Koyun sayısı 2008 yılında bir önceki yıla göre yüzde 5,84 azalarak 23 milyon 974 bin 591 başa, keçi sayısı ise yüzde 11,02 azalarak 5 milyon 593 bin 561 başa düşmüştü. Bu sayı 2009 yılı sonu itibariyle bir önceki yıla göre %9,3 azalarak 21.749.508 baş, keçi sayısı ise %8,3 azalarak 5.128.285 baş olmuştur.

Buna bağlı olarak 2009 yılında kırmızı et üretimi, 2007 yılına göre yüzde 17 oranında azalarak 410 bin tona gerilemiştir. Bu yıl içerisinde sığır etinde yüzde 14,20, koyun etinde yüzde 17,69, keçi etinde yüzde 43,02 ve manda etinde yüzde 32,90 azalış meydana gelmiştir.

(3)

C) Sütte yaşanan sorunlar: Türkiye'deki hayvan sayısının azalması kaçınılmaz olarak et fiyatlarında artışı gündeme getirince, zaten yem fiyatlarını karşılayamaz duruma gelmiş bulunan süt üreticileri de, süt hayvancılığında kullanılan hayvanları kesime yollanması sonucunu doğurmuştur. Bunun sonucunda ülkenin süt üretimi de düşmüştür.

TÜİK rakamlarına göre, süt üretimi, 2008 yılında bir önceki yıla göre yüzde 0,70 azalarak, 12 milyon 243 bin 40 ton olarak gerçekleşmiştir. Bu miktarın yüzde 91,93'ünü inek sütü, yüzde 6,10'unu koyun sütü, kalanını da keçi ve manda sütü oluşturmaktadır.

2007 yılında taban fiyatı 66 kuruş olan süt, 2010 yılı Ocak ayına gelindiğinde 85 kuruşa çıkarak, yüzde 28'lik bir artış gerçekleşmiştir. Oysa, 2008-2009 yıllarında yani et fiyatları yükselmeye başladığında süt fiyatı 40 kuruşa kadar inmiştir.

Sektör temsilcilerinin açıklamalarına göre, 2008-2009 yıllarında 300 bin baş süt veren inek kesilmiştir.

Kırmızı Et Açığı

Türkiye'nin 2009 yılı kırmızı et üretiminin 410 bin tondur. Oysa on yıl evvel Türkiye’de 507 bin ton kırmızı et üretiyordu. Gerçi tüketimimizin 1.2 milyon ton olduğu düşünülürse, gerçek üretimimizin resmi rakamların gösterdiğinden daha yüksek olduğu düşünülebilir; ancak o zamanda kırmızı et üretimimizin neredeyse yarıdan fazla oranda kayıt dışı olduğu ortaya çıkar, ki bu da başka bir önemli sorunu ortaya koymaktadır.

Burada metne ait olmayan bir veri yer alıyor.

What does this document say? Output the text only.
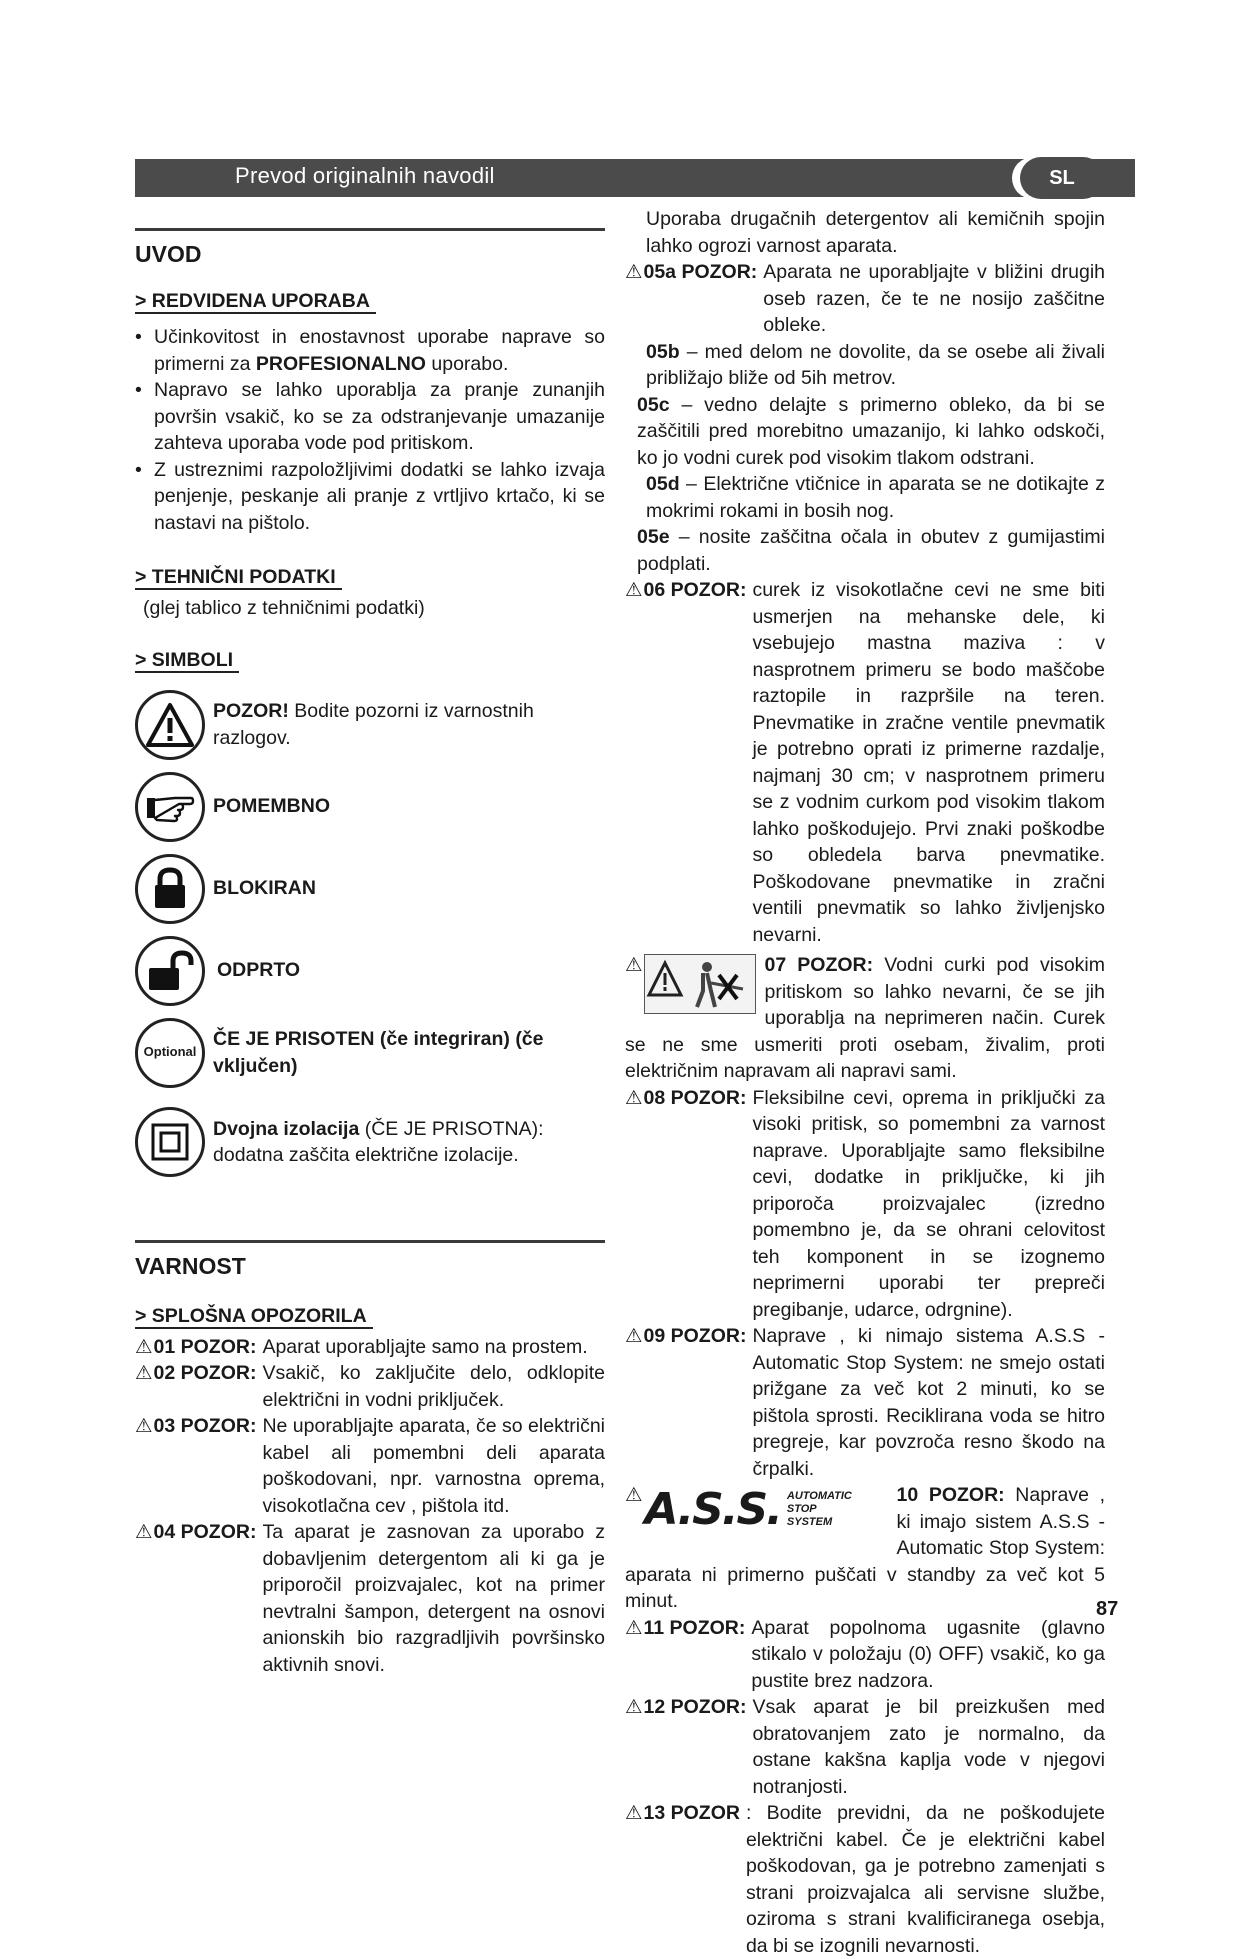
Prevod originalnih navodil	SL
UVOD
> REDVIDENA UPORABA
• Učinkovitost in enostavnost uporabe naprave so primerni za PROFESIONALNO uporabo.
• Napravo se lahko uporablja za pranje zunanjih površin vsakič, ko se za odstranjevanje umazanije zahteva uporaba vode pod pritiskom.
• Z ustreznimi razpoložljivimi dodatki se lahko izvaja penjenje, peskanje ali pranje z vrtljivo krtačo, ki se nastavi na pištolo.
> TEHNIČNI PODATKI
(glej tablico z tehničnimi podatki)
> SIMBOLI
POZOR! Bodite pozorni iz varnostnih razlogov.
POMEMBNO
BLOKIRAN
ODPRTO
Optional
ČE JE PRISOTEN (če integriran) (če vključen)
Dvojna izolacija (ČE JE PRISOTNA): dodatna zaščita električne izolacije.
VARNOST
> SPLOŠNA OPOZORILA
⚠01 POZOR: Aparat uporabljajte samo na prostem.
⚠02 POZOR: Vsakič, ko zaključite delo, odklopite električni in vodni priključek.
⚠03 POZOR: Ne uporabljajte aparata, če so električni kabel ali pomembni deli aparata poškodovani, npr. varnostna oprema, visokotlačna cev , pištola itd.
⚠04 POZOR: Ta aparat je zasnovan za uporabo z dobavljenim detergentom ali ki ga je priporočil proizvajalec, kot na primer nevtralni šampon, detergent na osnovi anionskih bio razgradljivih površinsko aktivnih snovi.
Uporaba drugačnih detergentov ali kemičnih spojin lahko ogrozi varnost aparata.
⚠05a POZOR: Aparata ne uporabljajte v bližini drugih oseb razen, če te ne nosijo zaščitne obleke.
05b – med delom ne dovolite, da se osebe ali živali približajo bliže od 5ih metrov.
05c – vedno delajte s primerno obleko, da bi se zaščitili pred morebitno umazanijo, ki lahko odskoči, ko jo vodni curek pod visokim tlakom odstrani.
05d – Električne vtičnice in aparata se ne dotikajte z mokrimi rokami in bosih nog.
05e – nosite zaščitna očala in obutev z gumijastimi podplati.
⚠06 POZOR: curek iz visokotlačne cevi ne sme biti usmerjen na mehanske dele, ki vsebujejo mastna maziva : v nasprotnem primeru se bodo maščobe raztopile in razpršile na teren. Pnevmatike in zračne ventile pnevmatik je potrebno oprati iz primerne razdalje, najmanj 30 cm; v nasprotnem primeru se z vodnim curkom pod visokim tlakom lahko poškodujejo. Prvi znaki poškodbe so obledela barva pnevmatike. Poškodovane pnevmatike in zračni ventili pnevmatik so lahko življenjsko nevarni.
⚠	07 POZOR: Vodni curki pod visokim pritiskom so lahko nevarni, če se jih uporablja na neprimeren način. Curek se ne sme usmeriti proti osebam, živalim, proti električnim napravam ali napravi sami.
⚠08 POZOR: Fleksibilne cevi, oprema in priključki za visoki pritisk, so pomembni za varnost naprave. Uporabljajte samo fleksibilne cevi, dodatke in priključke, ki jih priporoča proizvajalec (izredno pomembno je, da se ohrani celovitost teh komponent in se izognemo neprimerni uporabi ter prepreči pregibanje, udarce, odrgnine).
⚠09 POZOR: Naprave , ki nimajo sistema A.S.S - Automatic Stop System: ne smejo ostati prižgane za več kot 2 minuti, ko se pištola sprosti. Reciklirana voda se hitro pregreje, kar povzroča resno škodo na črpalki.
⚠ A.S.S. AUTOMATIC
STOP
SYSTEM
10 POZOR: Naprave , ki imajo sistem A.S.S - Automatic Stop System: aparata ni primerno puščati v standby za več kot 5 minut.
⚠11 POZOR: Aparat popolnoma ugasnite (glavno stikalo v položaju (0) OFF) vsakič, ko ga pustite brez nadzora.
⚠12 POZOR: Vsak aparat je bil preizkušen med obratovanjem zato je normalno, da ostane kakšna kaplja vode v njegovi notranjosti.
⚠13 POZOR : Bodite previdni, da ne poškodujete električni kabel. Če je električni kabel poškodovan, ga je potrebno zamenjati s strani proizvajalca ali servisne službe, oziroma s strani kvalificiranega osebja, da bi se izognili nevarnosti.
87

Bu tablonun devam etmesi halinde neler yaşanabileceğine ilişkin olarak Devlet Planlama Teşkilatı tarafından bir projeksiyon hazırlanmıştır. Bu çalışmanın ortaya koyduğu gerçekler şöyledir:

Türkiye'deki işletmelerin yüzde 72'sinde 1-4 baş hayvan bulunmaktadır. Bu durum verimliliği etkilemektedir. Birleşmiş Milletler Gıda ve Tarım Örgütü (FAO) nün, 2004 yılı verilerine göre, AB-15'de sığır ve dana karkas verimi 278,2 kg, koyun ve kuzu karkas verimi 14,8 kg seviyesinde. Türkiye'de ise sığır ve dana karkas verimi 180 kg, koyun ve kuzu karkas verimi 18 kilogramdır.

Devlet Planlama Teşkilatı'nın (DPT) verilerine göre, gerekli önlemlerin alınmaması durumunda 2015 yılında ülkemizde 170 bin ton civarında bir et açığı oluşacaktır.

Türkiye'de et fiyatının AB ülkelerine göre yüksekliği bilinmektedir. Türkiye'de 1 kg. sığır etinin üretim maliyeti ortalama 5 avro ve bu maliyetin yaklaşık yüzde 70'i yemden kaynaklanmaktadır. AB'de ise bu rakam 2,5 avro seviyesindedir.

(4)

2008 yılında Türkiye'de üretici kırmızı etin kilogramı 8 TL civarında satılırken, etin tüketiciye ortalama satış fiyatı 14 TL civarında gerçekleşmiştir. 2010 yılının ilk aylarında etin üretici fiyatı 16 lirayı, tüketiciye satış fiyatı ise 30 lirayı aşmıştır.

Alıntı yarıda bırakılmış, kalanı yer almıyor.